El experto en derechos humanos apuntó que en Nicaragua “no hay Estado de derecho, no hay independencia judicial, no hay respeto a los derechos humanos y no hay democracia en el país. Sino partimos de este consenso, de estas premisas que están denunciadas, documentadas, ampliamente visibilizadas para toda la comunidad internacional, estamos frente a un grave riesgo de desmoralización de los organismos de espacios multilaterales para responder a las situaciones más críticas que una sociedad y un país puede vivir”.

“No es por falta de informes, comunicados, cartas, llamados públicos de la sociedad civil que se puede justificar la incapacidad de responder a la altura de la gravedad de los hechos que vive el país y, en ese sentido me parece muy claro que algunas acciones sí adoptar y son fundamentales para que se pueda recuperar el papel de la comunidad internacional en esta materia”, enfatizó.

Para el ex Secretario Ejecutivo de la CIDH es fundamental “activar todos los instrumentos más fuertes y posibles que estén a disposición de la comunidad internacional” pues no considera esto “cierre los canales de diálogos formales, al contrario, empuja a las autoridades gubernamentales a tener que precaverse, tomar precauciones y cambiar esa realidad”.

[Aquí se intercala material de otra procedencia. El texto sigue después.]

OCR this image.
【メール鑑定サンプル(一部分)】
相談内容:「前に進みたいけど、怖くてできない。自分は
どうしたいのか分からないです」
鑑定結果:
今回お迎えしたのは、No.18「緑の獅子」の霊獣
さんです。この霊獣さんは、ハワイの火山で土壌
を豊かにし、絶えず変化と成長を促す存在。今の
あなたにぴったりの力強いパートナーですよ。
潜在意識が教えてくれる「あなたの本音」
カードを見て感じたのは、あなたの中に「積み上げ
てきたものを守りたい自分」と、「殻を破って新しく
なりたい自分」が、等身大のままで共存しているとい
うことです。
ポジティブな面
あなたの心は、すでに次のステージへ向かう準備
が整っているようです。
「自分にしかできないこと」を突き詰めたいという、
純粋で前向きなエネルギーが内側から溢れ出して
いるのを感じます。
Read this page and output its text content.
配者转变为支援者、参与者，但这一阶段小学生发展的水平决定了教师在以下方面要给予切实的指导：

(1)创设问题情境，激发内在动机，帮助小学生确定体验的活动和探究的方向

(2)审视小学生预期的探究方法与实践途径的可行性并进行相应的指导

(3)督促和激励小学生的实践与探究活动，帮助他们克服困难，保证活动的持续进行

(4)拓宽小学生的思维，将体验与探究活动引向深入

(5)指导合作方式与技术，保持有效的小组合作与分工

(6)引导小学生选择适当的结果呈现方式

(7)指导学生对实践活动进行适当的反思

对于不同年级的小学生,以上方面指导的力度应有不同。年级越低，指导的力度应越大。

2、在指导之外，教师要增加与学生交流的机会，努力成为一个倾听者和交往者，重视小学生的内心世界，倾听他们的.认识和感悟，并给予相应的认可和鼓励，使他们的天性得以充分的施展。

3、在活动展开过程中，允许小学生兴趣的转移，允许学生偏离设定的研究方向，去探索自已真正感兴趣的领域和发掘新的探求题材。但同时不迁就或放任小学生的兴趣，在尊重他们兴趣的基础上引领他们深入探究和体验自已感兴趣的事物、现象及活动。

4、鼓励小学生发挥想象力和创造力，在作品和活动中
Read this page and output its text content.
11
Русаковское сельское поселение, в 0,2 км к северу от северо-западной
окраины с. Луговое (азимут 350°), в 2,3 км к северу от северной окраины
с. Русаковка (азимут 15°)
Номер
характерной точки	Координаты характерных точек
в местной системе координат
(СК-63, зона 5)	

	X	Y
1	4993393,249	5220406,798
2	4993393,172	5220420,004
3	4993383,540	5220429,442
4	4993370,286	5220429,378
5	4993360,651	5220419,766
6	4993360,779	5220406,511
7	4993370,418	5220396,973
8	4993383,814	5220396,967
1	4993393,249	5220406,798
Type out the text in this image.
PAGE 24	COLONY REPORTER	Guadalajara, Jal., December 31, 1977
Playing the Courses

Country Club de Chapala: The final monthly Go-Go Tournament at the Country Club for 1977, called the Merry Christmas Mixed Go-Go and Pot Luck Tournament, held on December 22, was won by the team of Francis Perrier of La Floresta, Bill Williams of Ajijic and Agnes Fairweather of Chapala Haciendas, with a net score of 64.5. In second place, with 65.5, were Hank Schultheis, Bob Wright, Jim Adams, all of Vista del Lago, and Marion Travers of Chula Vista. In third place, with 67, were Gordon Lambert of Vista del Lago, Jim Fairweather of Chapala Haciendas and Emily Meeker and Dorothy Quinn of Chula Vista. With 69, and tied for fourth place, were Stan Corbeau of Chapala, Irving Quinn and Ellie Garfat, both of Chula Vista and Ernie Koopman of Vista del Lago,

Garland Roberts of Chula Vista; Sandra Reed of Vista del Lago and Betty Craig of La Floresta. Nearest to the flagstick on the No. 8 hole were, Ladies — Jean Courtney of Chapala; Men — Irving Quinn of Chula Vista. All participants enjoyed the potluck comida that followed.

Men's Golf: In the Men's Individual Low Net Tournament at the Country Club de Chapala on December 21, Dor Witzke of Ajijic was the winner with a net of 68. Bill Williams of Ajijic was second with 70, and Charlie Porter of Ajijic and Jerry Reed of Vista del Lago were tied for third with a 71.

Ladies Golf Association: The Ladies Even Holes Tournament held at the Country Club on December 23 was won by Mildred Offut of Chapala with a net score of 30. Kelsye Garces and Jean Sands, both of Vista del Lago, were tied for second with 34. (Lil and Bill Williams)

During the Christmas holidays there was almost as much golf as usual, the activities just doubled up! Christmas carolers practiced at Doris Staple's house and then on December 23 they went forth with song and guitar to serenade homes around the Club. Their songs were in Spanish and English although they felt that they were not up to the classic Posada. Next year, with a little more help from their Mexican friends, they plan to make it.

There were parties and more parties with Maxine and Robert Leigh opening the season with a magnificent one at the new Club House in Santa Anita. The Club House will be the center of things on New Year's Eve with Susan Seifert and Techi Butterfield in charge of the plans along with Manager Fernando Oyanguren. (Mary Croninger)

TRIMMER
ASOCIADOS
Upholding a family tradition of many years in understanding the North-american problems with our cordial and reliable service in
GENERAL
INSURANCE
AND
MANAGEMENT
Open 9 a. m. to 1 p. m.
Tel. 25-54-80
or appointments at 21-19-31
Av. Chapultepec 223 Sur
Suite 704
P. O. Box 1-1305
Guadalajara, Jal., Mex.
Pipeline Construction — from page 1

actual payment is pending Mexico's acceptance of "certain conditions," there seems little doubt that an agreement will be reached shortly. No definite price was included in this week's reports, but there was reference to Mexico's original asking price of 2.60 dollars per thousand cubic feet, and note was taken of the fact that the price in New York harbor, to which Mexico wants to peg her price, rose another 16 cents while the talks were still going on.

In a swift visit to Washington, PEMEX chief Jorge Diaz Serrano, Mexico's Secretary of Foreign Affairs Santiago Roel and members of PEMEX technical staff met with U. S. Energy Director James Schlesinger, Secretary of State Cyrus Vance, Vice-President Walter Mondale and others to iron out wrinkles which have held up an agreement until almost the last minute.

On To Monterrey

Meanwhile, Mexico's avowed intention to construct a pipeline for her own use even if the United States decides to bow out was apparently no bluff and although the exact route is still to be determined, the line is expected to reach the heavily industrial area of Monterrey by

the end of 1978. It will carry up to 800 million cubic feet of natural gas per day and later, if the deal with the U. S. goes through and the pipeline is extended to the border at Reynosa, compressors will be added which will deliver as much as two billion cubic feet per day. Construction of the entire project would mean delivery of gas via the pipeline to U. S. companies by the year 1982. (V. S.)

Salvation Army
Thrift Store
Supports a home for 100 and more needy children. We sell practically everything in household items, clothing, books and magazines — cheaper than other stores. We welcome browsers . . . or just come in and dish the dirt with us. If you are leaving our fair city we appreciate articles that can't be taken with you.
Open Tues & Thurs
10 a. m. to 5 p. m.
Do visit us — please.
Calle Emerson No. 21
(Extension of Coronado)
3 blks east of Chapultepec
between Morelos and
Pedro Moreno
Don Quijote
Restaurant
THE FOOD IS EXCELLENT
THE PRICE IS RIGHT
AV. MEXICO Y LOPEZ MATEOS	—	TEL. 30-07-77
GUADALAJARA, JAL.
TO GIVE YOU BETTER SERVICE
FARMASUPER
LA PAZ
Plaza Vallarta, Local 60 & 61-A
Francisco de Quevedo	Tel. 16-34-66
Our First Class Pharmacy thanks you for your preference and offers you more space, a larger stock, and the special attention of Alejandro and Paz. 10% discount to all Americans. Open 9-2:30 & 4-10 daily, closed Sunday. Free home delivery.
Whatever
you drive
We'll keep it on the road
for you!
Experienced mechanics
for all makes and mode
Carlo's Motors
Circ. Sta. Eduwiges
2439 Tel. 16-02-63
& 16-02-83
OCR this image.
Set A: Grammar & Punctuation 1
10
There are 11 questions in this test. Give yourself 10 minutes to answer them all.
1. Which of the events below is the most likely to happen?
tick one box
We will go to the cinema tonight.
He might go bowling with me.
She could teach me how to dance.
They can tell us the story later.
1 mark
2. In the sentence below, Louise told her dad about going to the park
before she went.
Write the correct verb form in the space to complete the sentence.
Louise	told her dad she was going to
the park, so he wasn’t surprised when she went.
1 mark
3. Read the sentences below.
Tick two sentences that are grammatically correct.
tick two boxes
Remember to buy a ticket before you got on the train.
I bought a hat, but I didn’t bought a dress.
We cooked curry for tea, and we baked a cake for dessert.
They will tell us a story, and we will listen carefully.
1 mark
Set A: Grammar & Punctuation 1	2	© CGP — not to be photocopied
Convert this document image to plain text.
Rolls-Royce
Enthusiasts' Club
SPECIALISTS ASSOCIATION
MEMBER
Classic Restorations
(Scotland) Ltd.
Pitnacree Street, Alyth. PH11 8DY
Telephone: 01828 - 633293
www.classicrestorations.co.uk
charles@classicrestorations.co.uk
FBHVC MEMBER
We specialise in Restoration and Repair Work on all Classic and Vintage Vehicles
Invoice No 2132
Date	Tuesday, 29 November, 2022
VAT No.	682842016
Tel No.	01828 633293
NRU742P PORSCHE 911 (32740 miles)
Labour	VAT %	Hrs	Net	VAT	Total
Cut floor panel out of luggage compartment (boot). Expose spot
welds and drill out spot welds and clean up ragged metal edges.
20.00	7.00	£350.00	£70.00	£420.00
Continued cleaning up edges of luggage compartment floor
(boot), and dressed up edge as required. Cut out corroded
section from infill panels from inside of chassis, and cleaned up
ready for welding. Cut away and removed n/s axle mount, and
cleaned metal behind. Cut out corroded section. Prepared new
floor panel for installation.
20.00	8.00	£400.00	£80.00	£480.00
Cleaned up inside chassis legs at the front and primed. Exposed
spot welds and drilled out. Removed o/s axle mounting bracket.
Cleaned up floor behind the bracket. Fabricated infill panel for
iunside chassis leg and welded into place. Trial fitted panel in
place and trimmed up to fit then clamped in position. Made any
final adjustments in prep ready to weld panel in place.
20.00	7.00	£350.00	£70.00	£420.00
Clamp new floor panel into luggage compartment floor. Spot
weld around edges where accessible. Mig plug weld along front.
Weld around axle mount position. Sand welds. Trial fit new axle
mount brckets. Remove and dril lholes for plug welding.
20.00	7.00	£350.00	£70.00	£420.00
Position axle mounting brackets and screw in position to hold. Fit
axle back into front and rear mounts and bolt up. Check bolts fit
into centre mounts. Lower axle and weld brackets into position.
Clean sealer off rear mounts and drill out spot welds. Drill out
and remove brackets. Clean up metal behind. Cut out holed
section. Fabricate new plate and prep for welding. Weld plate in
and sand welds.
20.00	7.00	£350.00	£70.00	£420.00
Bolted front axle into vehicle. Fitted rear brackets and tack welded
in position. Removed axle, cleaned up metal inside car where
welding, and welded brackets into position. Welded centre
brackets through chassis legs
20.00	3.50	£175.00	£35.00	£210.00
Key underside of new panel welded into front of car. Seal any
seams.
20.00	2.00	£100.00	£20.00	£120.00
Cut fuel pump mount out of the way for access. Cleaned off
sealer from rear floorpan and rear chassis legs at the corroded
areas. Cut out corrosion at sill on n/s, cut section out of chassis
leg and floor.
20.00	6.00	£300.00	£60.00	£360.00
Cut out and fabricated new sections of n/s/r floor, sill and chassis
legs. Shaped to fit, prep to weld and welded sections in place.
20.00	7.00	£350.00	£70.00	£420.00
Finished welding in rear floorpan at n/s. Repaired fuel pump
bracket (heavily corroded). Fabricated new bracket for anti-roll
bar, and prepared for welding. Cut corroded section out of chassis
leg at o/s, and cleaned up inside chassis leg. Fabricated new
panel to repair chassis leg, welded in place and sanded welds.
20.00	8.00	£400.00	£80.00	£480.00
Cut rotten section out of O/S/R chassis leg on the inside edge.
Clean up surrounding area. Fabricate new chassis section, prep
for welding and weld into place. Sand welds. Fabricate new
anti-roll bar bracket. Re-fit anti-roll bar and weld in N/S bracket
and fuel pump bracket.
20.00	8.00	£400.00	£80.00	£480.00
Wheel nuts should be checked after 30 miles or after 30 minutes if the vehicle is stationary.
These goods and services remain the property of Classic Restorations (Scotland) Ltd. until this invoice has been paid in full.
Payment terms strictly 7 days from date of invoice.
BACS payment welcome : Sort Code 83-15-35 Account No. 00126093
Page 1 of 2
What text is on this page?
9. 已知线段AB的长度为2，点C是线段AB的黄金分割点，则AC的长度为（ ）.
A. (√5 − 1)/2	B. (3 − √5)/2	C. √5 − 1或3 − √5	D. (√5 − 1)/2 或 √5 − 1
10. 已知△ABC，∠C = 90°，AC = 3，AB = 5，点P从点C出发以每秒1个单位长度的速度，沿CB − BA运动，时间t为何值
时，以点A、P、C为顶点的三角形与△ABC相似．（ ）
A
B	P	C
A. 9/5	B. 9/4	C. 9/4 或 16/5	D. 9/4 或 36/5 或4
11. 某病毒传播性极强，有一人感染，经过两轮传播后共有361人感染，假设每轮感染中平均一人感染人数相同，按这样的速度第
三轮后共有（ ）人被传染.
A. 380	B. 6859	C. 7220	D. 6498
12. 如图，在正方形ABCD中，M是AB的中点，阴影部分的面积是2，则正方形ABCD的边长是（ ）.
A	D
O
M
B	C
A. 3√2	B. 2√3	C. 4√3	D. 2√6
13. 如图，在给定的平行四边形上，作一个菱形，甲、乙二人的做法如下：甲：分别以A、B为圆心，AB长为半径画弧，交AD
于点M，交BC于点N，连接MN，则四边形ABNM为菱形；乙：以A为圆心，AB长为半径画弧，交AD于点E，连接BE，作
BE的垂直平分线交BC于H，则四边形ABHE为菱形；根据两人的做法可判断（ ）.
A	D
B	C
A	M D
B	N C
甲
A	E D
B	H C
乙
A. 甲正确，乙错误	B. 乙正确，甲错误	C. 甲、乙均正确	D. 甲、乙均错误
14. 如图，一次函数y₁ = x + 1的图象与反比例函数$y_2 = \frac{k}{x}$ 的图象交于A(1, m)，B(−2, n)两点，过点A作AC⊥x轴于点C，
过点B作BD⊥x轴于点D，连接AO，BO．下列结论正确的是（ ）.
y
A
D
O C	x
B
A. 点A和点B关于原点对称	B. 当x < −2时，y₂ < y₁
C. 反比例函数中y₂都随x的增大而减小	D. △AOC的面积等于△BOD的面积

Ramón Muñoz, de la Red Internacional de Derechos Humanos, finalizó el evento llamando a la comunidad internacional a apoyar económicamente a la sociedad civil y no al gobierno de Nicaragua. “Nuestro llamado a instituciones con capacidad de financiación, incrementen su apoyo a las organizaciones de Nicaragua, ellas son las importantes, son las que están sufriendo las consecuencias de esta represión”. 

“Tenemos que detener esta degradación de las instituciones, tenemos que impedir que esto siga causando una contaminación, que esto siga siendo un mal ejemplo para otros Estados”, finalizó.

El evento fue organizado por la Red Internacional de Derechos Humanos, observatorio ciudadano Urnas Abiertas y el Centro Nicaragüense de Derechos Humanos (CENIDH) en el marco de la 47ª sesión del Consejo de Derechos Humanos de Naciones Unidas y tras la actualización oral de la Alta Comisionada sobre Nicaragua.